After my brief visit to the ward I went to the blood bank to see if I could fix the solar fridge as it had been out of commission for 6-8 months! So current practice was to take blood and give it almost immediately. I was very pleased to find two men on the roof dismantling the panels for me. It meant I didn’t have to clamber around up there in what was becoming a very hot day. I went and checked on the internal system and discovered it needed completely re-wiring and all the bits that weren’t a blood fridge disconnecting from the system. With the system re-wired, the panels cleaned and connected and some minor tinkering with the fridge, it fired back to life! They do however need a new battery- the one in situ lasted a very impressive 12/13 years! Oh and I even made sure to show the local sparky how to do it for future repairs, all in 40*c + temps!
In another part of the hospital Frankie lent her expertise to the morning ward round and shortly after started some formal training on using and interpreting ECG’s. A group that included doctors, nurses and nursing/ midwifery students attended. It started with a practical demonstration on how to setup and use the ECG within the HDU area and they then went to do some theory training in the resource centre. It was all very well received and caused quite a buzz!
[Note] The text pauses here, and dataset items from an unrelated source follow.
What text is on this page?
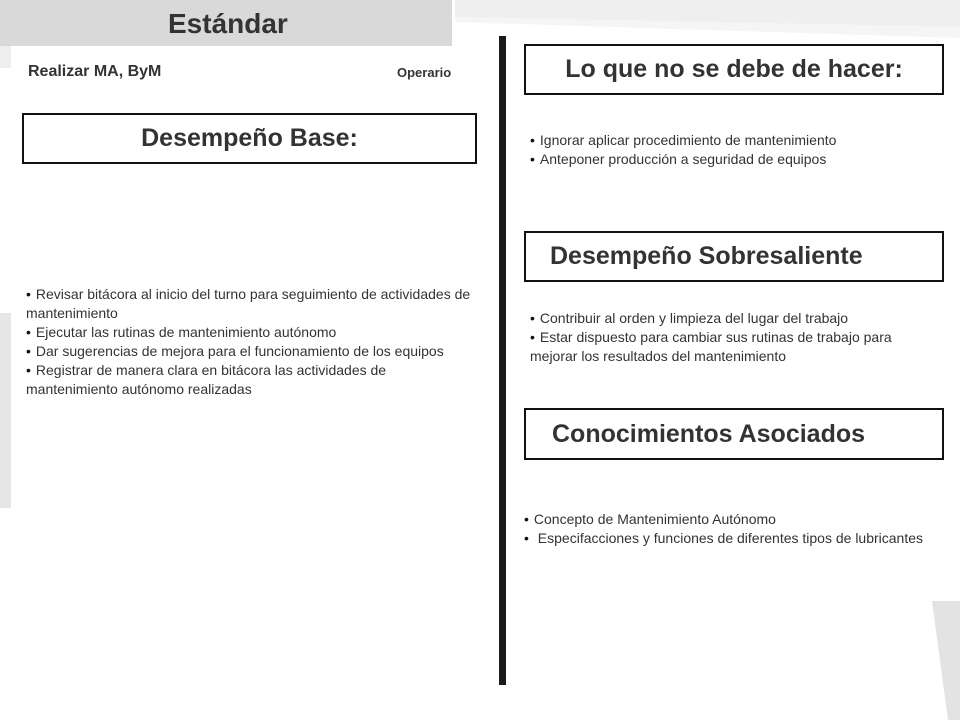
Estándar
Realizar MA, ByM	Operario
Desempeño Base:
• Revisar bitácora al inicio del turno para seguimiento de actividades de mantenimiento
• Ejecutar las rutinas de mantenimiento autónomo
• Dar sugerencias de mejora para el funcionamiento de los equipos
• Registrar de manera clara en bitácora las actividades de mantenimiento autónomo realizadas
Lo que no se debe de hacer:
• Ignorar aplicar procedimiento de mantenimiento
• Anteponer producción a seguridad de equipos
Desempeño Sobresaliente
• Contribuir al orden y limpieza del lugar del trabajo
• Estar dispuesto para cambiar sus rutinas de trabajo para mejorar los resultados del mantenimiento
Conocimientos Asociados
• Concepto de Mantenimiento Autónomo
• Especifacciones y funciones de diferentes tipos de lubricantes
So morning over (yes really, that was all just the morning!) we set about getting things done for the afternoon. After sorting through more kit I headed off to check on the fridge in the blood bank, sadly there was no one there so I couldn’t gain access, tomorrow then! So instead of this I went to check the HDU lights but couldn’t get them to play either and with no bits on the horizon someone from the next team may have to finish the installation.
Ben then asked if I could help him sort out the new microscope as there was some rather suspect wiring. So we headed to the eye unit and were lucky to catch some of the team before they called it a day. I manage to take the affected cable apart and discovered that a soldering iron would be extremely useful! As I didn’t have one, I sured it all up as best I could with the bits I had, and made it all a bit more stable. We plugged it in and powered it up and all but one (not essential) function seemed to be working.
If any of us had felt like we hadn’t quite done enough we reconvened in order to go and do some teaching at Sr Gracie’s and at the CHTI. Frankie, Kate and Maddie went to Gracie’s, Ben and I to CHTI.
Kate taught about Respiration obs, Oxygen and saturation monitoring, Maddie taught about the use of partographs in maternity/obstetrics and Frankie taught about HDU management and setup.
Across town I taught a large group of CHTI students about Leadership, team-working and their importance in medicine and nursing practice. I was pleased it went down very well, the students were engaged and participating, I even managed to get a few laughs. Ben used the time to have some discussions with the tutors about the future for healthcare in South Sudan and had a rare opportunity to send some e-mails. Oh and he got some photographic evidence of me doing some teaching!
After an exhausting day we had a lovely dinner back at DORCAS and then went to Amarula lodge for a dip in the pool (which was heavenly!) a few well earned beers and the rest of the team tried to use some internet with mixed results. I don’t think anyone will have trouble getting off to sleep tonight, especially me!